Van der Putten staat niet alleen met zijn analyse. Zijn bevindingen schetsen ook de ontgoochelingen en de moeilijkheden van iemand als Galeano. Zo iemand moet niet alleen vechten tegen het kapitalistische systeem dat hij bestrijdt, maar ook nog tegen de excessen en waanvoorstellingen van het eigen kamp. Ook links maakt soms deel uit van de ‘máquina’. Galeano zet zich dan ook schrap tegen alle pogingen zowel van links als van rechts om het progressieve discours te recupereren. De grote moeilijkheid is daarbij de eigen illusies gaaf te houden.
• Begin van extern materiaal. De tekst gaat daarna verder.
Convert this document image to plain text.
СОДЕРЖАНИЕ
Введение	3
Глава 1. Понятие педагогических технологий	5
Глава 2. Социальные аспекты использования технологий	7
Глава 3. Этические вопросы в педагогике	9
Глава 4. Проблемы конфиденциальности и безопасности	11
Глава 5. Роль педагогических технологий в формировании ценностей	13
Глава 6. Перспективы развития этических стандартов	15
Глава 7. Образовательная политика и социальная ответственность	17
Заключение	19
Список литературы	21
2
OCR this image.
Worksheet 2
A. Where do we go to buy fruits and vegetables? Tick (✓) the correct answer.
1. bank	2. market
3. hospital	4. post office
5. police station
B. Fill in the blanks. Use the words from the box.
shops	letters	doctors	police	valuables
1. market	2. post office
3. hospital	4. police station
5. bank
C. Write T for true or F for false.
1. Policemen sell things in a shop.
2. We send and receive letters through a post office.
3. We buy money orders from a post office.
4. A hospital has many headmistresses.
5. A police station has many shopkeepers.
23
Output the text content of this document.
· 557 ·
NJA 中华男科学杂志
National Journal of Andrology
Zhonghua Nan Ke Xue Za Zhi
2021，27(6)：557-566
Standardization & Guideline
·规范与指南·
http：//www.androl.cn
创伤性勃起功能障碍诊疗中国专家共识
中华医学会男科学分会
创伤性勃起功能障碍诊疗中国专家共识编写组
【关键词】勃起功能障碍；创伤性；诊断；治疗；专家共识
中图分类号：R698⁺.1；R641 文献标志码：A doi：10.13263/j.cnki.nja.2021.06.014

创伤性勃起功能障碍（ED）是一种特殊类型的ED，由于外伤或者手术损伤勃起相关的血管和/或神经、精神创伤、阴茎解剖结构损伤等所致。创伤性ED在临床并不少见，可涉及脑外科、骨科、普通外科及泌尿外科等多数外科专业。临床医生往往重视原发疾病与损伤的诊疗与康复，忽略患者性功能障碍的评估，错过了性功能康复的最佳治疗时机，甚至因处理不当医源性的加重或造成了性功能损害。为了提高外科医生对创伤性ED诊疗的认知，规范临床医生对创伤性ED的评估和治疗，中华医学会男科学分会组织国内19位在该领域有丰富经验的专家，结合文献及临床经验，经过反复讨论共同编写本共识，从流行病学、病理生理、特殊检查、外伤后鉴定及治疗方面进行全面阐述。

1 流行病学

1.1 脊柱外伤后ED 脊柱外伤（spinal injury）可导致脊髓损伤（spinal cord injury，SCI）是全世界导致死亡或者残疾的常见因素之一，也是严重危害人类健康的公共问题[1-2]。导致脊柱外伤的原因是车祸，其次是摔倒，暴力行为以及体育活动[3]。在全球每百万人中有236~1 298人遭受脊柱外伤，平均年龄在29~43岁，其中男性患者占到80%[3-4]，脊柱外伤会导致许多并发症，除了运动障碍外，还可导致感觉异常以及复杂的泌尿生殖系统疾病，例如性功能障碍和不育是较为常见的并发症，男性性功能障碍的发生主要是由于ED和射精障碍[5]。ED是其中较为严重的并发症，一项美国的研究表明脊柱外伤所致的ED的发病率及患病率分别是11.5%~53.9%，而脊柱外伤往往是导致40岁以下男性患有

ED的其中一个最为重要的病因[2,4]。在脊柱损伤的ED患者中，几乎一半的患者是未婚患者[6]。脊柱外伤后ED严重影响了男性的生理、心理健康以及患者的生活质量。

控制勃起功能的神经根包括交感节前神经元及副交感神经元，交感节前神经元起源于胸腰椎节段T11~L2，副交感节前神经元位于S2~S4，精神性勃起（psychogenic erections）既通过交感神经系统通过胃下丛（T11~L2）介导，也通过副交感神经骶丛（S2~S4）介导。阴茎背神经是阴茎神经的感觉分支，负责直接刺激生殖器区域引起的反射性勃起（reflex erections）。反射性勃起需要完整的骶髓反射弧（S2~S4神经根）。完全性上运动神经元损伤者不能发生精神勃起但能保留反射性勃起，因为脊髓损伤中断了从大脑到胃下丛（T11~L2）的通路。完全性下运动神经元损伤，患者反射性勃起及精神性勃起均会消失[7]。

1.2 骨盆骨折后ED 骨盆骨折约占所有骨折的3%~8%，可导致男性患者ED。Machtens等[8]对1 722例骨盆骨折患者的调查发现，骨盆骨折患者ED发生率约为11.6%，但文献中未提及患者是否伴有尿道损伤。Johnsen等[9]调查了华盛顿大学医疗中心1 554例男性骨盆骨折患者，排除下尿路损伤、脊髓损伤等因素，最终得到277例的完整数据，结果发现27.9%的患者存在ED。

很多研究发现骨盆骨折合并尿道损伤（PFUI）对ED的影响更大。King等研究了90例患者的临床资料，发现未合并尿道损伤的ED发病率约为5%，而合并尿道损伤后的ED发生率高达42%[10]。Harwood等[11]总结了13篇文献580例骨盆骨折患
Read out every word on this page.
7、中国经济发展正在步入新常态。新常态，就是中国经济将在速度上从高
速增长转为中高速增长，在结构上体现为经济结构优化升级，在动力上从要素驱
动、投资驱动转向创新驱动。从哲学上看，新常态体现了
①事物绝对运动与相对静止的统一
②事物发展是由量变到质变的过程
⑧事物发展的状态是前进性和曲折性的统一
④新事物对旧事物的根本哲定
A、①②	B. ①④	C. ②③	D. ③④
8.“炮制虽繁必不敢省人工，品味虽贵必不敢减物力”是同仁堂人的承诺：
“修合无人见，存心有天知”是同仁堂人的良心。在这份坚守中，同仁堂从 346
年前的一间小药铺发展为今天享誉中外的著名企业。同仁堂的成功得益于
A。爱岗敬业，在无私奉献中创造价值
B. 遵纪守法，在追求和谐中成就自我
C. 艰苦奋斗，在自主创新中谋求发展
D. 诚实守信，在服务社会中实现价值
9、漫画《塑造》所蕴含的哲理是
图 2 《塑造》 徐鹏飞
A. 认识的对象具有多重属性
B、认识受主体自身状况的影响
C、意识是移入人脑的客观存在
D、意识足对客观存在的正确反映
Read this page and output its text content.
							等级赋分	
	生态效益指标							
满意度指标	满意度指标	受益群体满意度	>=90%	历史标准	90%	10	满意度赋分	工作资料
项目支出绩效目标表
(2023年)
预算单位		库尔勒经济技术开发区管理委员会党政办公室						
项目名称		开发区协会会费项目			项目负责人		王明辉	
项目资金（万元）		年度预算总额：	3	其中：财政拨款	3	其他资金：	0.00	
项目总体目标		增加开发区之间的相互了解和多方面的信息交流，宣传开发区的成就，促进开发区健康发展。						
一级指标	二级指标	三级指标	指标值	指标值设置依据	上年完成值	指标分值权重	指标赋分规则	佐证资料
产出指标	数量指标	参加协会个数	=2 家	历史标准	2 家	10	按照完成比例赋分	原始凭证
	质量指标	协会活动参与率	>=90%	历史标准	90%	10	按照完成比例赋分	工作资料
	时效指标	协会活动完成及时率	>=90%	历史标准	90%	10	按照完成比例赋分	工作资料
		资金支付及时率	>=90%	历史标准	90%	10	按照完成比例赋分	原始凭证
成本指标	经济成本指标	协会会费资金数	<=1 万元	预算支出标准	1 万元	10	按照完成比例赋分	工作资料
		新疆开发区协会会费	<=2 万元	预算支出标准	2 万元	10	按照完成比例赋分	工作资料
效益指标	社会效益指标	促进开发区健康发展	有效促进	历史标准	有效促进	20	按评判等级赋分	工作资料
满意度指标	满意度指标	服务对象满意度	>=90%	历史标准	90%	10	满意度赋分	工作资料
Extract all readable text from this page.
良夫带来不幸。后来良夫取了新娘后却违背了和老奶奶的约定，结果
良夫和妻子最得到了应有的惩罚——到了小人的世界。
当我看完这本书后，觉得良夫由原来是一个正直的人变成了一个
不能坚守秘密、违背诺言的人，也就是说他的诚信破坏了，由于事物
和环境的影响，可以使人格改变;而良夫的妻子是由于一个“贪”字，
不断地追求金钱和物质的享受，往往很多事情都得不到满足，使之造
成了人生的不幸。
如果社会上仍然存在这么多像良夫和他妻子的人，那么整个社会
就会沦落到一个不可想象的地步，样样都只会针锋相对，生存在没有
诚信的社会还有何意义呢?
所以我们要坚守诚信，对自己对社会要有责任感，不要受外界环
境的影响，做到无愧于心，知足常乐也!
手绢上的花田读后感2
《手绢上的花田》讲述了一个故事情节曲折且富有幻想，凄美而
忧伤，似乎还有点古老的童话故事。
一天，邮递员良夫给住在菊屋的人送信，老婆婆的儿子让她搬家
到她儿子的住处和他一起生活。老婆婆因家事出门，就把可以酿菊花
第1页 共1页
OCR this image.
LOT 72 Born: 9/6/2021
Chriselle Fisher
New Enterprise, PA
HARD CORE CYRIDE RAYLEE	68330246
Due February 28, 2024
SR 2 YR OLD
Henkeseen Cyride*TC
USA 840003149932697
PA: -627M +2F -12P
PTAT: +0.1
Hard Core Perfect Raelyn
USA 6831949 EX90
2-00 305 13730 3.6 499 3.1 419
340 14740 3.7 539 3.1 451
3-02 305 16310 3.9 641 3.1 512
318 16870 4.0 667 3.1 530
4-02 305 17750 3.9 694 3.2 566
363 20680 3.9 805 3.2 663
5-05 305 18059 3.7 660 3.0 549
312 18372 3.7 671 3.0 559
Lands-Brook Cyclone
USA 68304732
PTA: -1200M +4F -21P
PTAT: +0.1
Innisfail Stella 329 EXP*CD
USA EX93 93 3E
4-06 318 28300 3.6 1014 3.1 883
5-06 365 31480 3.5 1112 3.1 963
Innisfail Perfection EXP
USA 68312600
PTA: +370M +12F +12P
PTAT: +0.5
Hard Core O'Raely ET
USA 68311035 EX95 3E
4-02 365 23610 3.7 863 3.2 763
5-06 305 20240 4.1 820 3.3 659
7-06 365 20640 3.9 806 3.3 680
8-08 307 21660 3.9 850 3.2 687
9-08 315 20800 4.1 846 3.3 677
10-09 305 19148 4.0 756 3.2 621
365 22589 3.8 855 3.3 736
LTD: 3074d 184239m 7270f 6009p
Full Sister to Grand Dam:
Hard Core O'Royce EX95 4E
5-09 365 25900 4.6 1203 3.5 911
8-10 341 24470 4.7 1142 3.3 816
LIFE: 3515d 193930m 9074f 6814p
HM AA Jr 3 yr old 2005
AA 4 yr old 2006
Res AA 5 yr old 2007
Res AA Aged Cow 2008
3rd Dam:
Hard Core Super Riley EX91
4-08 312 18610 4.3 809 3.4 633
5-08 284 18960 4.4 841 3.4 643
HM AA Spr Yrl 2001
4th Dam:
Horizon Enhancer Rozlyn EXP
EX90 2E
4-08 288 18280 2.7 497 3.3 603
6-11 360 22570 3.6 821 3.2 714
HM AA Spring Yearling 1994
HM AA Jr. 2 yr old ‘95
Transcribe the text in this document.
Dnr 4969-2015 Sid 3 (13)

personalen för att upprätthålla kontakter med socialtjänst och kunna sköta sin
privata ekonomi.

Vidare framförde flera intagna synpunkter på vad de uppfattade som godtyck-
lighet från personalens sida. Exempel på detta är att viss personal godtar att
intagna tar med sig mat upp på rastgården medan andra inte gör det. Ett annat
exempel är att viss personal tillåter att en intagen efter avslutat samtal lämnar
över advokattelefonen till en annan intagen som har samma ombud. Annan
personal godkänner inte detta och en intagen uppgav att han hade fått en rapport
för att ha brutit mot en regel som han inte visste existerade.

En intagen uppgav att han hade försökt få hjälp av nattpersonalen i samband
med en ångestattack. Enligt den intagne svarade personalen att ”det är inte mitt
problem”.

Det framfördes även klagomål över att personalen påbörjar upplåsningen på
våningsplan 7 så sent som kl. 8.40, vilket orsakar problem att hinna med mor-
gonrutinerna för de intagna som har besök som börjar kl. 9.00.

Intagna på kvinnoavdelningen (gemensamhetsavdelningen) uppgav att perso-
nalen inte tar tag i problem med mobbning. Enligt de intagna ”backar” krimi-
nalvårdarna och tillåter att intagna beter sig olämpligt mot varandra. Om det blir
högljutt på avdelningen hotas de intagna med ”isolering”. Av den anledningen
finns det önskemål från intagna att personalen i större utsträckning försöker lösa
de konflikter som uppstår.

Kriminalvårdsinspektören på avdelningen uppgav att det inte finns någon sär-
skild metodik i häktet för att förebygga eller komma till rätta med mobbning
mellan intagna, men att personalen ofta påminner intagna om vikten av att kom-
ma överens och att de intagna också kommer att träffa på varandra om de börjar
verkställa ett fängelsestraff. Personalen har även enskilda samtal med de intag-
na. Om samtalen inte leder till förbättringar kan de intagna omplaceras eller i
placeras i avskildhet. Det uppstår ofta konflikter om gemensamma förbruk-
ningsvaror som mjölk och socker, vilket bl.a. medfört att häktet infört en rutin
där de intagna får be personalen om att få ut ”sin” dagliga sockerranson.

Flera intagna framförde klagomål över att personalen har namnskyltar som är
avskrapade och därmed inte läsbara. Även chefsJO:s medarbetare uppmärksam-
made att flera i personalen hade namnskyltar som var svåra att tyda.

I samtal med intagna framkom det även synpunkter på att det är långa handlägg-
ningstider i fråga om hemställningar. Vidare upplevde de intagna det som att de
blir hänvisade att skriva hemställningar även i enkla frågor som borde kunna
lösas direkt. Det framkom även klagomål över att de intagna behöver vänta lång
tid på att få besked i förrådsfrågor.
De opvolger van De aderlating van een continent is niet langer een naar coherentie strevende uiteenzetting, maar eerder een losse verzameling anekdotes en historische afbeeldingen. De trilogie Kroniek van het vuur, geschreven tussen 1982 en 1986, is naar vorm inderdaad ‘een verhaal van gedenkwaardige gebeurtenissen, in tijdsorde gerangschikt, maar zonder onderlinge samenhang’, zoals Van Dale het voorschrijft. De drie delen beslaan zo'n duizendtal korte notities, vaak niet langer dan een halve bladzijde, die samen een mozaïekachtig en encyclopedisch overzicht van de Latijnsamerikaanse geschiedenis moeten geven. Deel één, Het begin (Los nacimientos) bevat een vijftigtal precolumbiaanse scheppingsverhalen en -mythes en gaat daarna van start met de eigenlijke datering in 1492, zoals het hoort, bij het begin van de officiële, Europese geschiedenis van de Nieuwe Wereld. Dit eerste deel loopt nog door tot 1700 en eindigt daar met de dood van Karel II te Madrid, wat ook de dood betekent van de dynastie die Amerika veroverde. Deel twee, Gezichten en maskers (Las caras y las mascaras) beslaat de achttiende en de negentiende eeuw; De eeuw van de wind (El siglo del viento) ten slotte is volledig gewijd aan onze eigenste twintigste eeuw.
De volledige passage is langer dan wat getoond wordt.